At-Large Decision

Published 2:34 pm Thursday, July 3, 2014

FARMVILLE — Town council expects to temporarily fill the At-Large vacancy next Wednesday and petition the court for a special election to be held as soon as possible.

The winner of the special election, which the Town hopes will be held in September, would serve the remainder of the unexpired term of David Whitus, which runs through June 30, 2016.

Whitus was elected mayor in May and moved into that role on Tuesday, July 1, creating the vacancy, but town council could not take any action until the vacancy actually occurred.

Email newsletter signup

Council members will not appoint someone who plans to run in the special election because they don’t want to create an electoral advantage. History shows individuals appointed by a governing body generally win the special election.
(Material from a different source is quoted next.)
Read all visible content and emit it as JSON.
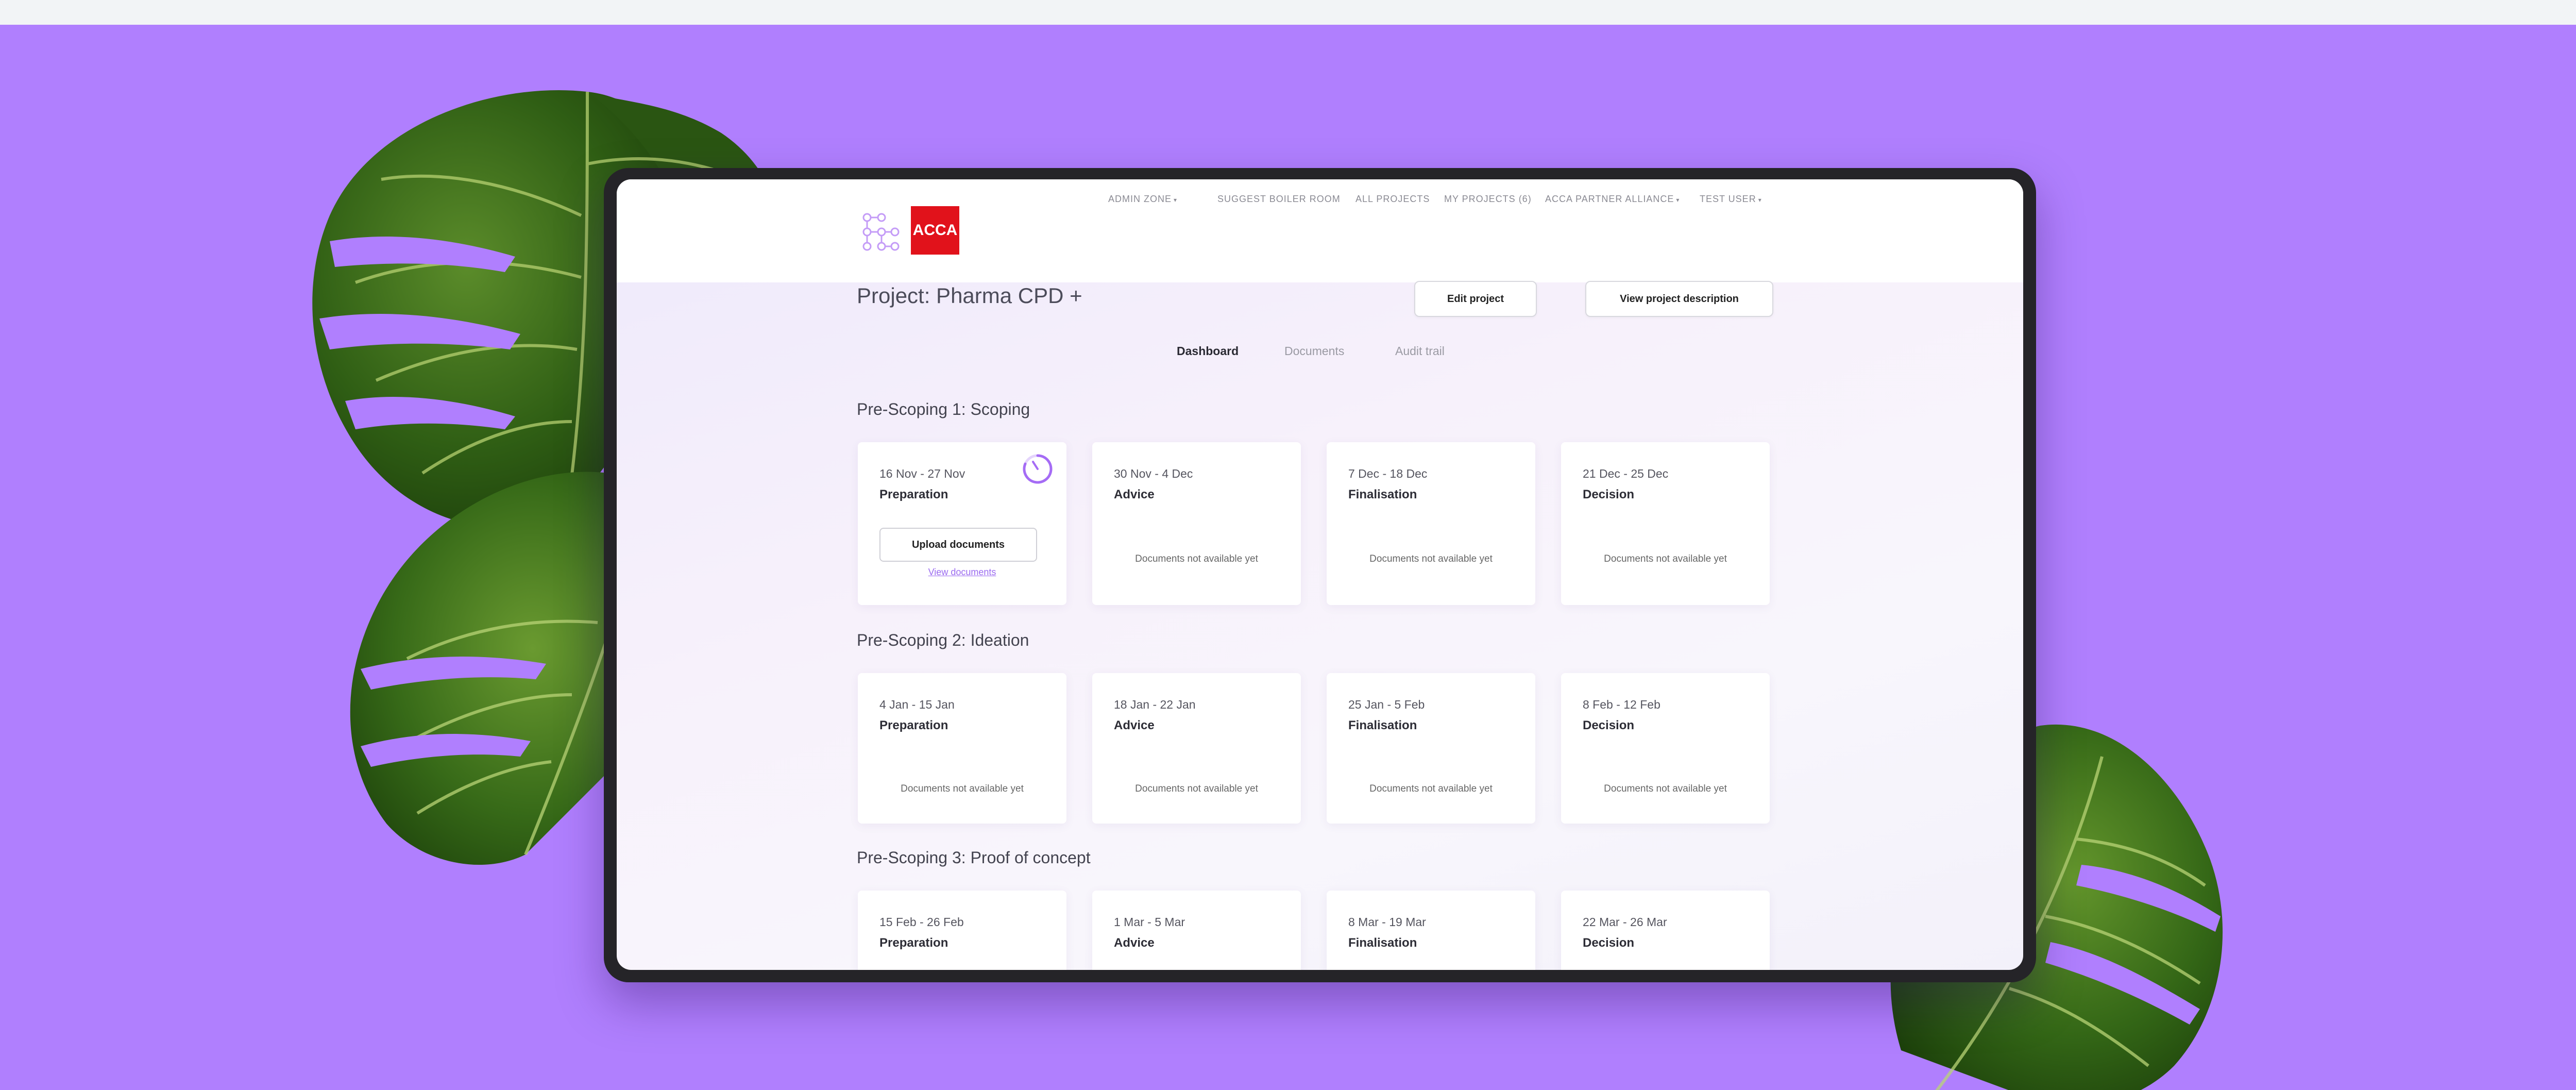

Town council, of course, cannot require the interim appointee not to run in the election and admits the person they appoint could, theoretically, change their mind and run anyway.

But they don’t expect that U-turn will materialize.

Five residents have written to the Town, or to a Town official, asking to be considered for the appointment, each of them also expected to run in the special election.

A sixth resident has written, volunteering to serve only until the special election can be held.

Members of town council have also been contacted, individually, by other residents saying they would serve until the special election determines who serves until June 30, 2016.

The At-Large seat, as its name implies, is not confined to a single Ward and can be filled by any qualified town resident, regardless of where they live within the corporate limits.

Town council discussed the situation at its July work session on Wednesday, conferring with Town Attorney Donald C. Blessing, and decided to make the appointment during next week’s regular monthly meeting so the public would have more notice.

Council members discussed the possibility of making the appointment during the work session but wanted to wait until next Wednesday’s 7 p.m. meeting, expecting better attendance by town residents.

Wednesday’s work session was Whitus’ first meeting as mayor, though he served 16 years as one of the Town’s two At-Large council members and was no stranger to the proceedings.

“Several of us have talked to a couple of people who have said, ‘I will serve and I will not run,’” Mayor Whitus said, “and they’re very reputable people who I would take at their word.”

Vice-mayor Armstead D. Reid asked how many names had been received from those interested in the At-Large seat and Whitus replied, “that is an interesting question because…I think that council also reached the decision that they did not want to appoint anybody who was going to actually seek the seat (in the election). Am I correct in that?”

Council members affirmed the mayor’s reading of their intentions.

Town council could have decided not to make an appointment, leaving it to the court to do so, but council members agreed that it was their responsibility.

Tommy Pairet made the motion for council to make the appointment but said he wanted the action to occur at next Wednesday’s regular meeting.

When asked by Whitus if waiting until next week would still offer the chance for a September 9 election date—the Town’s goal—Blessing said he believed so, but could not say for certain.

Town council’s petition to the court cannot specify which day the election will be held but the Town can, and will, ask that it be set for the earliest possible date.

The five residents who have contacted the Town or a Town official formally expressing an interest in the At-Large seat are, alphabetically, Dan Dwyer, Carl U. Eggleston, Robert Glenn, Jack Houghton and Rhodes Martin.

The sixth, Thomasine L. Stroble, offers to serve until the special election can be held.